Therapy: Why do it?

To prevent burnout

Burnout and compassion fatigue are rife in the helping professions. A study of mental health professionals in Panama found that 36 percent of its community had suffered from burnout at one point or another in their careers (Plata, 2018). Personal support as found in counselling helps prevent the problem.

For greater empathy and understanding

We can be more empathetic with clients if we’ve had experience in “the other chair”, as we can anticipate unstated feelings more readily than therapists without that firsthand knowledge. For example, can you recall a time when you told a client that you were going on holiday and they protested that they didn’t know how they would make it without you for three whole weeks, (or whatever length your holiday was)? If you have done therapy yourself, you personally know the sense of loss and disruption when your regular therapist is away.

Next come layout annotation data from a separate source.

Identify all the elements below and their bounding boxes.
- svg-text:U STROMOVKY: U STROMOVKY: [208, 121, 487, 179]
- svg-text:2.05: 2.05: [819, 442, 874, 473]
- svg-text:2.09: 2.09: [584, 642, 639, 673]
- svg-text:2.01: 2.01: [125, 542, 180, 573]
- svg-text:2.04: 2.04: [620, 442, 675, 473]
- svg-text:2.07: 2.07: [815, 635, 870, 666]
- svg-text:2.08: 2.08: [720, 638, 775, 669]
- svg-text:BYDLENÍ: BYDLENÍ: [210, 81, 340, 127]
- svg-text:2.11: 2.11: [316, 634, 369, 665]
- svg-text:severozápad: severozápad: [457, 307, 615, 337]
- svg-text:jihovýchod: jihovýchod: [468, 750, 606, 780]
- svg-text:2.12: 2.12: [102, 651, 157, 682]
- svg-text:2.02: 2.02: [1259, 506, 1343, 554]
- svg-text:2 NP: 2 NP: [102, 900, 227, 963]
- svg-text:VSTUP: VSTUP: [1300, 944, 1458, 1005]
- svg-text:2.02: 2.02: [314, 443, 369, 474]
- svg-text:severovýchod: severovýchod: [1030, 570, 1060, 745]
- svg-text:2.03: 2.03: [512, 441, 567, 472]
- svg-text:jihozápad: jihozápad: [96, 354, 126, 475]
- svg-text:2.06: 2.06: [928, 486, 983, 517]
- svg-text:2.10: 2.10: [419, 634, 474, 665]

Concepts such as transference are more easily understood experientially than from textbooks. Even for those therapists who are non-psychodynamic, being able to recognise transference and other “real-time” emotional reactions (because they’ve had them themselves) gives therapists who have had therapy an advantage in terms of rapport, compliance, and other aspects (Reidbord, 2011).

To process clients’ thoughts and feelings

Hearing about heavy-going issues such as abuse, addiction, trauma, and other mental health challenges can weigh on a therapist. We can preserve our own mental health better by processing through therapy our reactions to what we hear (Forte, 2018). In terms of the transference, we note that those practicing psychodynamic therapies use transference and countertransference as essential treatment tools; it takes self-knowledge – acquired by dint of hard work in our own sessions — to use these tools therapeutically, because without self-knowledge we cannot sort the client’s issues from our own (Reidbord, 2011).

To deal with our own issues

A recent Antioch University of Seattle study found that 81 percent of psychologists studied had a diagnosable psychiatric disorder (although a large percent of these were mild), including substance abuse, mood disorder, depression, anxiety, eating disorders, and other personality dysfunctions (Plata, 2018). In doing therapy, we are forced to look at our own base instincts, neuroses, and “blind spots”: not always easy. The same study found that 43 percent of psychologists struggled to see the mental illness and psychological distress within themselves (Latham, 2011). In therapy, we get to confront our issues, learn to accept feedback, and strengthen our professional identity, thus reducing the risk that we will act out in ways that harm our clients (Reidbord, 2011).

To de-stigmatise therapy

When clients know that we, too, have had therapy, it normalises it. Apart from reducing the errors based on unexamined transference, our stint of therapy – acknowledged judiciously to clients – encourages humility and decreases hubris. It may very well strengthen the therapeutic alliance for the client to see that you, too, have human needs, challenges, and issues.

In the final analysis, ours is a profession which uses our own perceptions and reactions as sensitive instruments of therapeutic helping; thus it makes sense to take care of the equipment, by taking therapeutic care of ourselves. Besides, we are always there for others, listening with great attention and concentration to their woes. Isn’t it a nice thought that there can be a professional listener out there for us as well?